As for test equipment, we employ several devices to help measure throughput and signal strength. They include a router, a workstation, the range extenders we're evaluating and a laptop.
Starting with the router, we chose Asus' AC1750-capable RT-AC66U as the main Wi-Fi component for our tests. We reviewed and awarded the RT-AC66U our Tom's Hardware Elite previously, mostly due to its balanced approach to cost and performance. The RT-AC66U is a dual-band router that boasts speeds up to 450 Mb/s on the 2.4GHz band and 1300 Mb/s on the 5GHz band. The 3x3 configuration includes three external antennas positioned at 45-degree angles, and it sits on our mobile test cart's highest platform.

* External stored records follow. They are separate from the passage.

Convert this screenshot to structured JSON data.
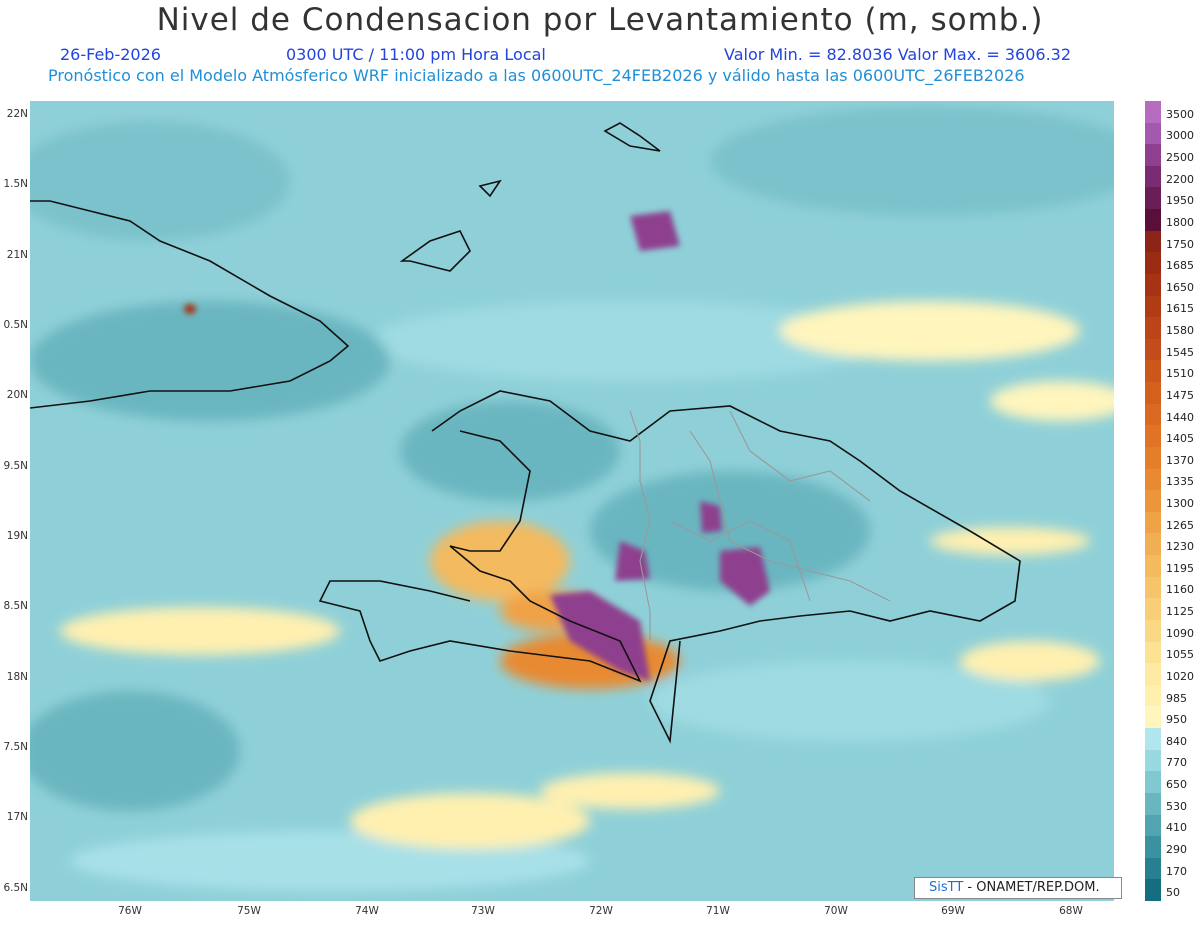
{
  "header": {
    "title": "Nivel de Condensacion por Levantamiento (m, somb.)",
    "date": "26-Feb-2026",
    "time": "0300 UTC / 11:00 pm Hora Local",
    "min_max": "Valor Min. = 82.8036   Valor Max. = 3606.32",
    "model_line": "Pronóstico con el Modelo Atmósferico WRF inicializado a las 0600UTC_24FEB2026 y válido hasta las  0600UTC_26FEB2026"
  },
  "axes": {
    "lat_labels": [
      "22N",
      "1.5N",
      "21N",
      "0.5N",
      "20N",
      "9.5N",
      "19N",
      "8.5N",
      "18N",
      "7.5N",
      "17N",
      "6.5N"
    ],
    "lon_labels": [
      "76W",
      "75W",
      "74W",
      "73W",
      "72W",
      "71W",
      "70W",
      "69W",
      "68W"
    ]
  },
  "colorbar": {
    "labels": [
      "3500",
      "3000",
      "2500",
      "2200",
      "1950",
      "1800",
      "1750",
      "1685",
      "1650",
      "1615",
      "1580",
      "1545",
      "1510",
      "1475",
      "1440",
      "1405",
      "1370",
      "1335",
      "1300",
      "1265",
      "1230",
      "1195",
      "1160",
      "1125",
      "1090",
      "1055",
      "1020",
      "985",
      "950",
      "840",
      "770",
      "650",
      "530",
      "410",
      "290",
      "170",
      "50"
    ],
    "colors": [
      "#b86cc0",
      "#a45aac",
      "#8e3f8e",
      "#7a2c72",
      "#6a1e58",
      "#5a0f3a",
      "#8c2418",
      "#9a2c14",
      "#a63414",
      "#b03c16",
      "#bb4418",
      "#c44c1a",
      "#cc561c",
      "#d4601e",
      "#da6a22",
      "#e07424",
      "#e47e2a",
      "#e88a32",
      "#ec963c",
      "#f0a246",
      "#f2ae52",
      "#f4ba5e",
      "#f6c46a",
      "#f8ce78",
      "#fad886",
      "#fce294",
      "#feeaa2",
      "#fff0b0",
      "#fff5bd",
      "#b2e6ee",
      "#9ad8e0",
      "#82c8d0",
      "#6ab6c0",
      "#52a4b0",
      "#3a92a0",
      "#268090",
      "#146e80"
    ]
  },
  "credit": {
    "sis": "SisTT",
    "rest": " - ONAMET/REP.DOM."
  }
}
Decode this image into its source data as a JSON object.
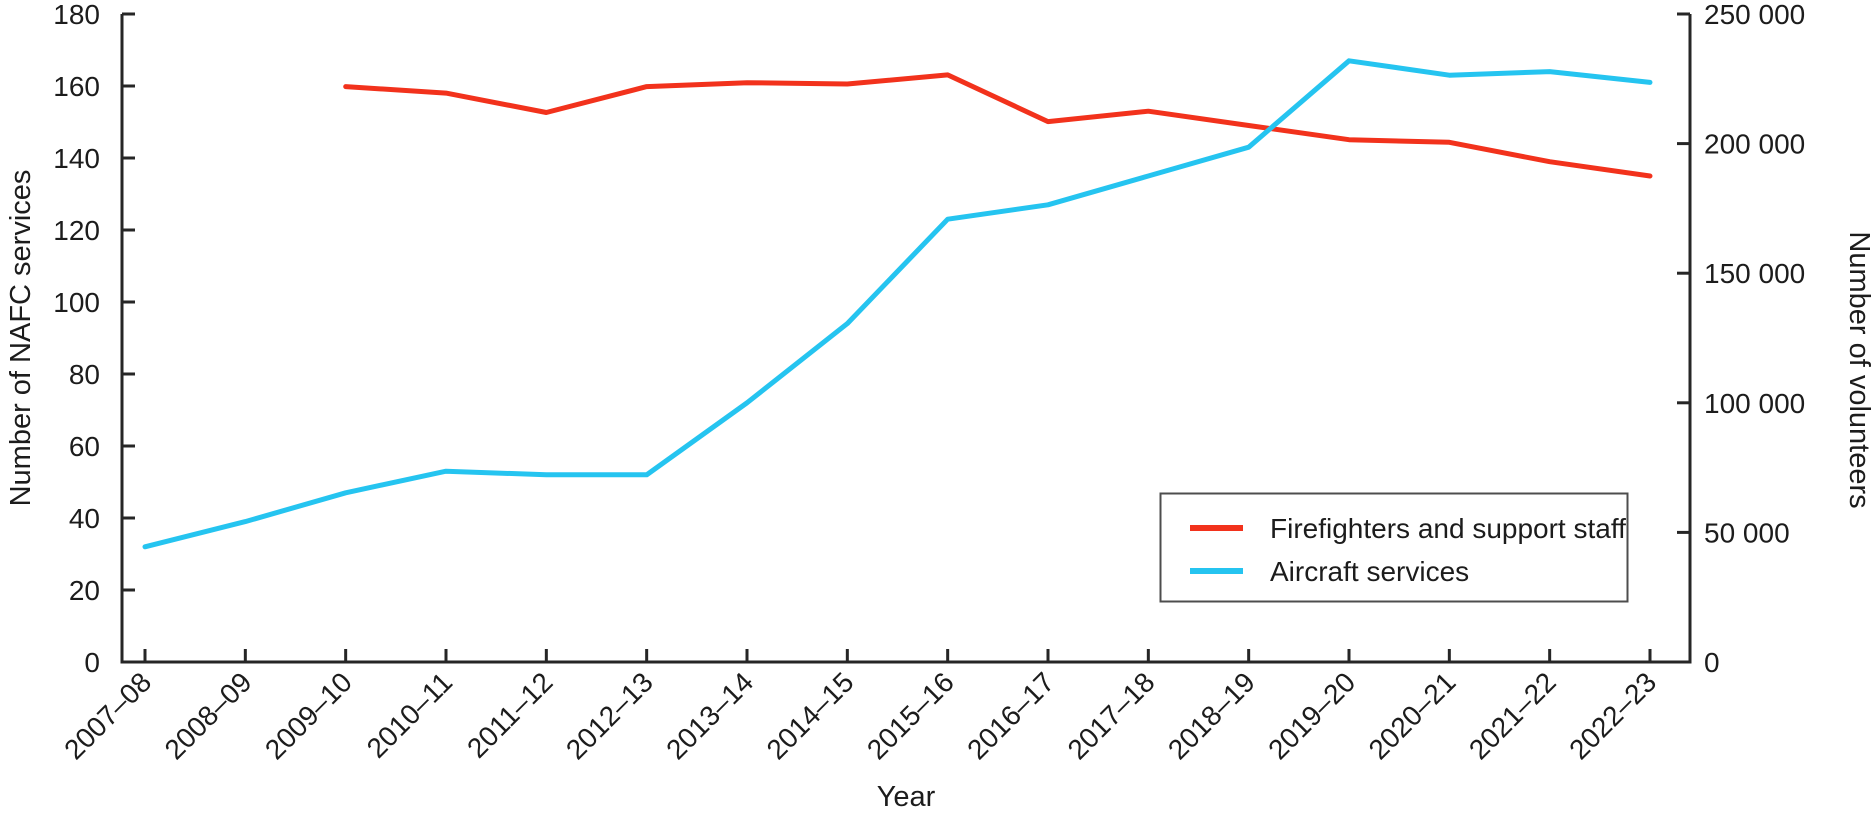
{
  "chart_data": {
    "type": "line",
    "title": "",
    "categories": [
      "2007–08",
      "2008–09",
      "2009–10",
      "2010–11",
      "2011–12",
      "2012–13",
      "2013–14",
      "2014–15",
      "2015–16",
      "2016–17",
      "2017–18",
      "2018–19",
      "2019–20",
      "2020–21",
      "2021–22",
      "2022–23"
    ],
    "series": [
      {
        "name": "Firefighters and support staff",
        "axis": "right",
        "color": "#F2321C",
        "start_index": 2,
        "values": [
          222000,
          219500,
          212000,
          222000,
          223500,
          223000,
          226500,
          208500,
          212500,
          207000,
          201500,
          200500,
          193000,
          187500
        ]
      },
      {
        "name": "Aircraft services",
        "axis": "left",
        "color": "#25C4F0",
        "start_index": 0,
        "values": [
          32,
          39,
          47,
          53,
          52,
          52,
          72,
          94,
          123,
          127,
          135,
          143,
          167,
          163,
          164,
          161
        ]
      }
    ],
    "left_axis": {
      "label": "Number of NAFC services",
      "min": 0,
      "max": 180,
      "tick_values": [
        0,
        20,
        40,
        60,
        80,
        100,
        120,
        140,
        160,
        180
      ],
      "tick_labels": [
        "0",
        "20",
        "40",
        "60",
        "80",
        "100",
        "120",
        "140",
        "160",
        "180"
      ]
    },
    "right_axis": {
      "label": "Number of volunteers",
      "min": 0,
      "max": 250000,
      "tick_values": [
        0,
        50000,
        100000,
        150000,
        200000,
        250000
      ],
      "tick_labels": [
        "0",
        "50 000",
        "100 000",
        "150 000",
        "200 000",
        "250 000"
      ]
    },
    "x_axis": {
      "label": "Year"
    },
    "legend": {
      "position": "lower-right",
      "entries": [
        "Firefighters and support staff",
        "Aircraft services"
      ]
    },
    "grid": false,
    "colors": {
      "text": "#1c1c1c",
      "axis": "#262626",
      "legend_border": "#4d4d4d",
      "background": "#ffffff"
    }
  }
}
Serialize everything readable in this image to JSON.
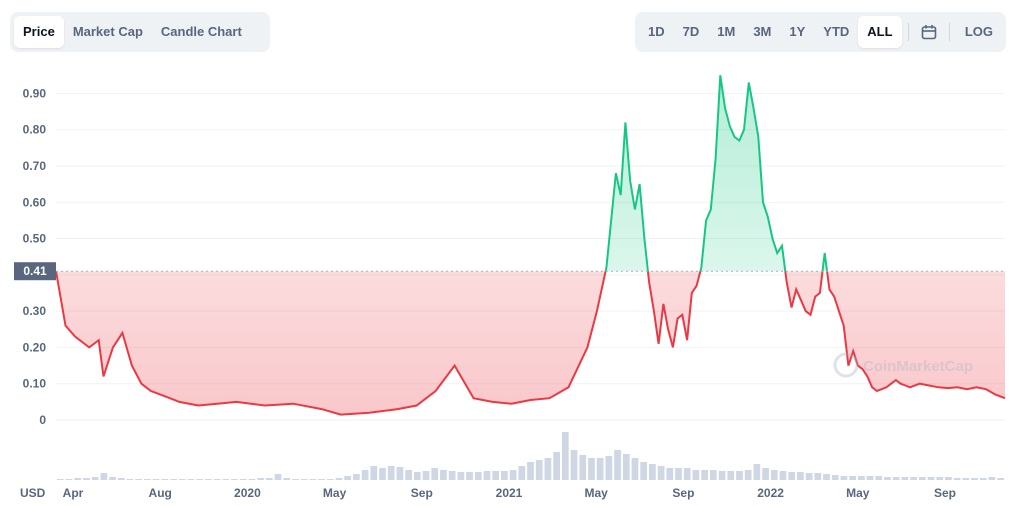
{
  "tabs": [
    {
      "label": "Price",
      "active": true
    },
    {
      "label": "Market Cap",
      "active": false
    },
    {
      "label": "Candle Chart",
      "active": false
    }
  ],
  "ranges": [
    {
      "label": "1D",
      "active": false
    },
    {
      "label": "7D",
      "active": false
    },
    {
      "label": "1M",
      "active": false
    },
    {
      "label": "3M",
      "active": false
    },
    {
      "label": "1Y",
      "active": false
    },
    {
      "label": "YTD",
      "active": false
    },
    {
      "label": "ALL",
      "active": true
    }
  ],
  "calendar_icon": "calendar-icon",
  "log_label": "LOG",
  "currency_label": "USD",
  "watermark": "CoinMarketCap",
  "colors": {
    "up": "#16c784",
    "down": "#ea3943",
    "grid": "#eff2f5",
    "baseline_label_bg": "#58667e"
  },
  "chart_data": {
    "type": "area",
    "baseline": 0.41,
    "baseline_label": "0.41",
    "y_ticks": [
      "0",
      "0.10",
      "0.20",
      "0.30",
      "0.40",
      "0.50",
      "0.60",
      "0.70",
      "0.80",
      "0.90"
    ],
    "ylim": [
      0,
      0.97
    ],
    "x_ticks": [
      "Apr",
      "Aug",
      "2020",
      "May",
      "Sep",
      "2021",
      "May",
      "Sep",
      "2022",
      "May",
      "Sep"
    ],
    "x": [
      0,
      0.01,
      0.02,
      0.035,
      0.045,
      0.05,
      0.06,
      0.07,
      0.08,
      0.09,
      0.1,
      0.11,
      0.12,
      0.13,
      0.15,
      0.17,
      0.19,
      0.22,
      0.25,
      0.28,
      0.3,
      0.33,
      0.36,
      0.38,
      0.4,
      0.42,
      0.44,
      0.46,
      0.48,
      0.49,
      0.5,
      0.52,
      0.54,
      0.56,
      0.57,
      0.58,
      0.59,
      0.595,
      0.6,
      0.605,
      0.61,
      0.615,
      0.62,
      0.625,
      0.63,
      0.635,
      0.64,
      0.645,
      0.65,
      0.655,
      0.66,
      0.665,
      0.67,
      0.675,
      0.68,
      0.685,
      0.69,
      0.695,
      0.7,
      0.705,
      0.71,
      0.715,
      0.72,
      0.725,
      0.73,
      0.735,
      0.74,
      0.745,
      0.75,
      0.755,
      0.76,
      0.765,
      0.77,
      0.775,
      0.78,
      0.785,
      0.79,
      0.795,
      0.8,
      0.805,
      0.81,
      0.815,
      0.82,
      0.825,
      0.83,
      0.835,
      0.84,
      0.845,
      0.85,
      0.855,
      0.86,
      0.865,
      0.87,
      0.875,
      0.88,
      0.885,
      0.89,
      0.895,
      0.9,
      0.91,
      0.92,
      0.93,
      0.94,
      0.95,
      0.96,
      0.97,
      0.98,
      0.99,
      1.0
    ],
    "values": [
      0.41,
      0.26,
      0.23,
      0.2,
      0.22,
      0.12,
      0.2,
      0.24,
      0.15,
      0.1,
      0.08,
      0.07,
      0.06,
      0.05,
      0.04,
      0.045,
      0.05,
      0.04,
      0.045,
      0.03,
      0.015,
      0.02,
      0.03,
      0.04,
      0.08,
      0.15,
      0.06,
      0.05,
      0.045,
      0.05,
      0.055,
      0.06,
      0.09,
      0.2,
      0.3,
      0.42,
      0.68,
      0.62,
      0.82,
      0.66,
      0.58,
      0.65,
      0.5,
      0.38,
      0.3,
      0.21,
      0.32,
      0.25,
      0.2,
      0.28,
      0.29,
      0.22,
      0.35,
      0.37,
      0.42,
      0.55,
      0.58,
      0.72,
      0.95,
      0.86,
      0.81,
      0.78,
      0.77,
      0.8,
      0.93,
      0.86,
      0.78,
      0.6,
      0.56,
      0.5,
      0.46,
      0.48,
      0.38,
      0.31,
      0.36,
      0.33,
      0.3,
      0.29,
      0.34,
      0.35,
      0.46,
      0.36,
      0.34,
      0.3,
      0.26,
      0.15,
      0.19,
      0.15,
      0.14,
      0.12,
      0.09,
      0.08,
      0.085,
      0.09,
      0.1,
      0.11,
      0.1,
      0.095,
      0.09,
      0.1,
      0.095,
      0.09,
      0.088,
      0.09,
      0.085,
      0.09,
      0.085,
      0.07,
      0.06
    ],
    "volume": [
      1,
      1,
      2,
      2,
      3,
      7,
      3,
      2,
      1,
      1,
      1,
      1,
      1,
      1,
      1,
      1,
      1,
      1,
      1,
      1,
      1,
      1,
      1,
      2,
      2,
      6,
      2,
      1,
      1,
      1,
      1,
      1,
      2,
      4,
      6,
      10,
      14,
      12,
      14,
      13,
      10,
      8,
      9,
      12,
      10,
      9,
      8,
      8,
      8,
      9,
      9,
      9,
      10,
      14,
      18,
      20,
      22,
      28,
      48,
      30,
      25,
      22,
      22,
      24,
      30,
      26,
      22,
      18,
      16,
      14,
      12,
      12,
      12,
      10,
      10,
      10,
      9,
      9,
      9,
      10,
      16,
      12,
      10,
      9,
      8,
      8,
      7,
      7,
      6,
      5,
      4,
      4,
      4,
      4,
      4,
      3,
      3,
      3,
      3,
      3,
      3,
      3,
      3,
      2,
      2,
      2,
      2,
      3,
      2
    ]
  }
}
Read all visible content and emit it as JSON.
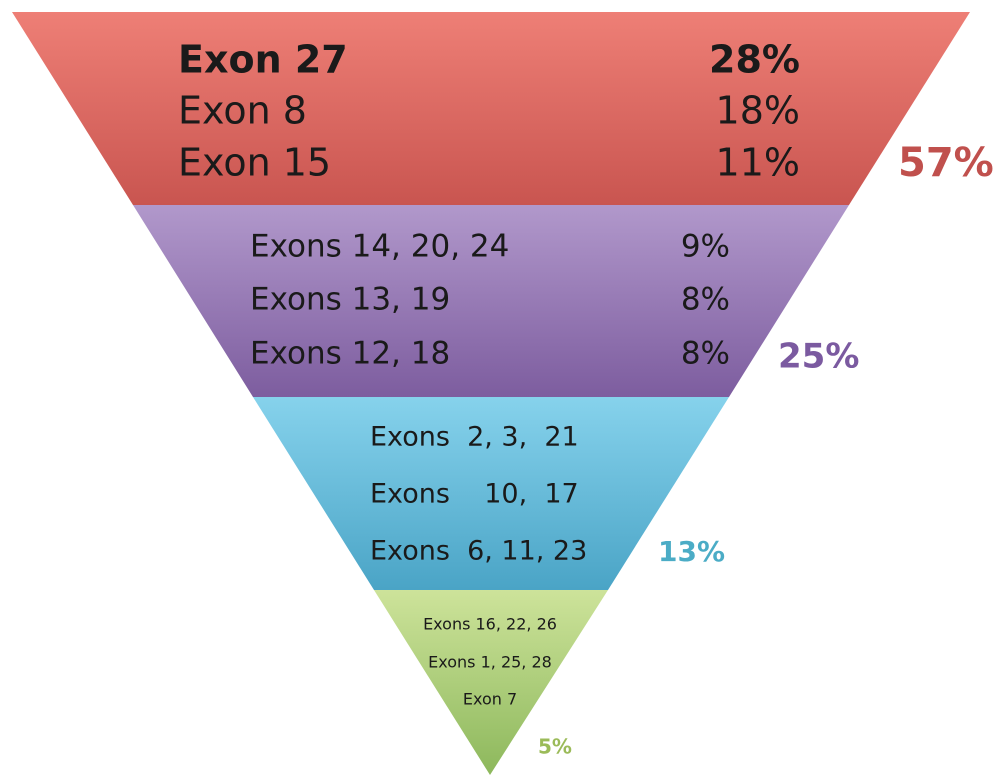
{
  "tiers": [
    {
      "rows": [
        {
          "label": "Exon 27",
          "percent": "28%"
        },
        {
          "label": "Exon 8",
          "percent": "18%"
        },
        {
          "label": "Exon 15",
          "percent": "11%"
        }
      ],
      "total": "57%"
    },
    {
      "rows": [
        {
          "label": "Exons 14, 20, 24",
          "percent": "9%"
        },
        {
          "label": "Exons 13, 19",
          "percent": "8%"
        },
        {
          "label": "Exons 12, 18",
          "percent": "8%"
        }
      ],
      "total": "25%"
    },
    {
      "rows": [
        {
          "label": "Exons  2, 3,  21"
        },
        {
          "label": "Exons    10,  17"
        },
        {
          "label": "Exons  6, 11, 23"
        }
      ],
      "total": "13%"
    },
    {
      "rows": [
        {
          "label": "Exons 16, 22, 26"
        },
        {
          "label": "Exons 1, 25, 28"
        },
        {
          "label": "Exon 7"
        }
      ],
      "total": "5%"
    }
  ]
}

Connected to the Asus router via GbE is an ASRock VisionX 471D functioning as a server endpoint device for our testing. Another Tom’s Hardware favorite, the VisionX 471D employs an Intel Core i7-4712MQ processor (6MB cache, up to 3.30GHz), AMD R9 M270X graphics, 8GB of RAM and Intel’s Ethernet Connection I217 transceiver for wired networking.
The lab’s VisionX 471D runs our standard benchmarking image with Microsoft Windows 8 Pro and copies of the software we use for evaluating networking hardware. Although the VisionX 471D has a dual-band Broadcom BCM4352 wireless AC card on-board, we disable it during testing.
For the client end of our testing, we use a Lenovo ThinkPad X1 Carbon Ultrabook as a wireless endpoint device. The ThinkPad X1 Carbon employs an Intel Core i7-5600U CPU (4MB cache, 2.6GHz), 8GB of RAM and Intel HD Graphics 5500. For wireless networking, the ThinkPad X1 Carbon has an on-board Intel dual-band Wireless AC 7265 M.2 Wi-Fi module with a maximum data rate of 867 Mb/s and Bluetooth 4.0 support. Support for a wired GbE is also available, but it’s not used for our range extender testing.